The Food and Drug Administration (FDA) defines high risk as someone who:

  • Is age 65 or older
  • Has a body mass index (BMI) greater than or equal to 35
  • Has chronic kidney disease
  • Has diabetes
  • Has an immunosuppressive disease
  • Currently is receiving immunosuppressive treatment

Other individuals considered at high risk are adults age 55 and older who have one of the following conditions: cardiovascular disease, high blood pressure, chronic obstructive pulmonary disease (COPD), emphysema, or other lung disease.

Additionally, children age 12 to 17 are considered high risk if they have one of the following: a BMI equal to or greater than the 85th percentile for their age and gender, sickle cell disease, heart disease, neurodevelopment disorders, or asthma.
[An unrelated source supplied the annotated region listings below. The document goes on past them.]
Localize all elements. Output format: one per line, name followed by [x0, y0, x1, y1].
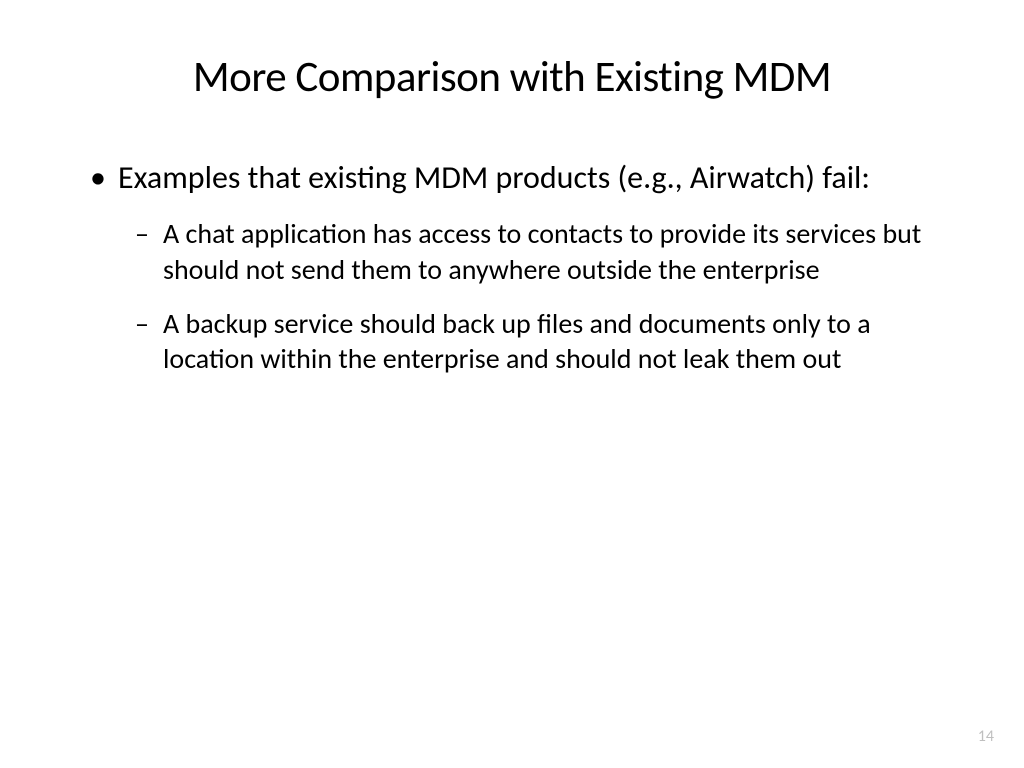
bullet-text: A chat application has access to contact…: [163, 216, 921, 287]
slide-container: More Comparison with Existing MDM Exampl…: [0, 0, 1024, 768]
bullet-item-level2: A chat application has access to contact…: [135, 216, 964, 288]
bullet-item-level2: A backup service should back up files an…: [135, 306, 964, 378]
page-number: 14: [978, 727, 994, 746]
bullet-text: A backup service should back up files an…: [163, 306, 871, 377]
bullet-text: Examples that existing MDM products (e.g…: [118, 158, 870, 197]
bullet-item-level1: Examples that existing MDM products (e.g…: [90, 158, 964, 198]
slide-title: More Comparison with Existing MDM: [60, 50, 964, 103]
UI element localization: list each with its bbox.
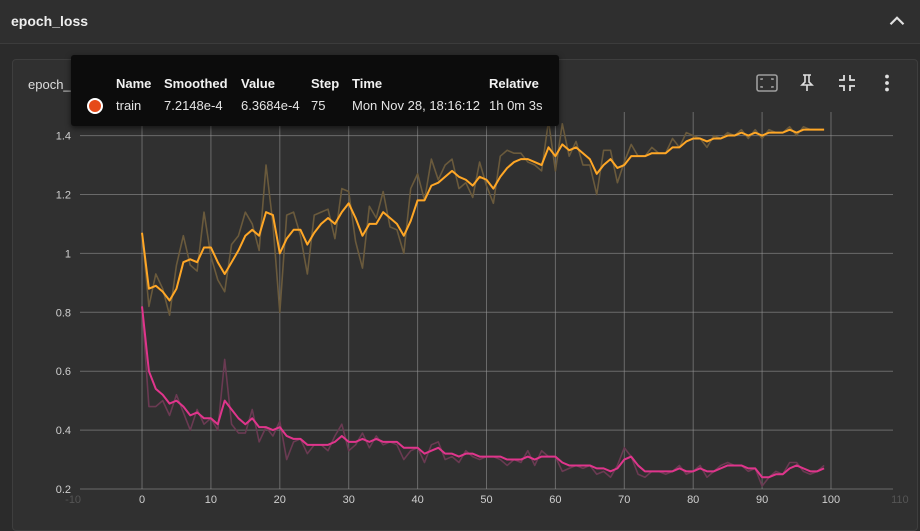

Authorized monoclonal antibody therapies for COVID-19 are Bamlanivimab/Etesevimab, Casirivimab/Imdevimab, and Sotrovimab. These treatments are administered intravenously or under the skin in a medical clinic, infusion center, or hospital. In clinical trials, those who received antibody treatments soon after a COVID-19 diagnosis experienced fewer symptoms and hospitalizations, according to the Illinois Department of Public Health.

The US Department of Health and Human Services is determining each state’s weekly amount of monoclonal antibody products based on COVID-19 cases and monoclonal antibody utilization.

Talk to your healthcare provider to determine if monoclonal antibody treatments are right for you.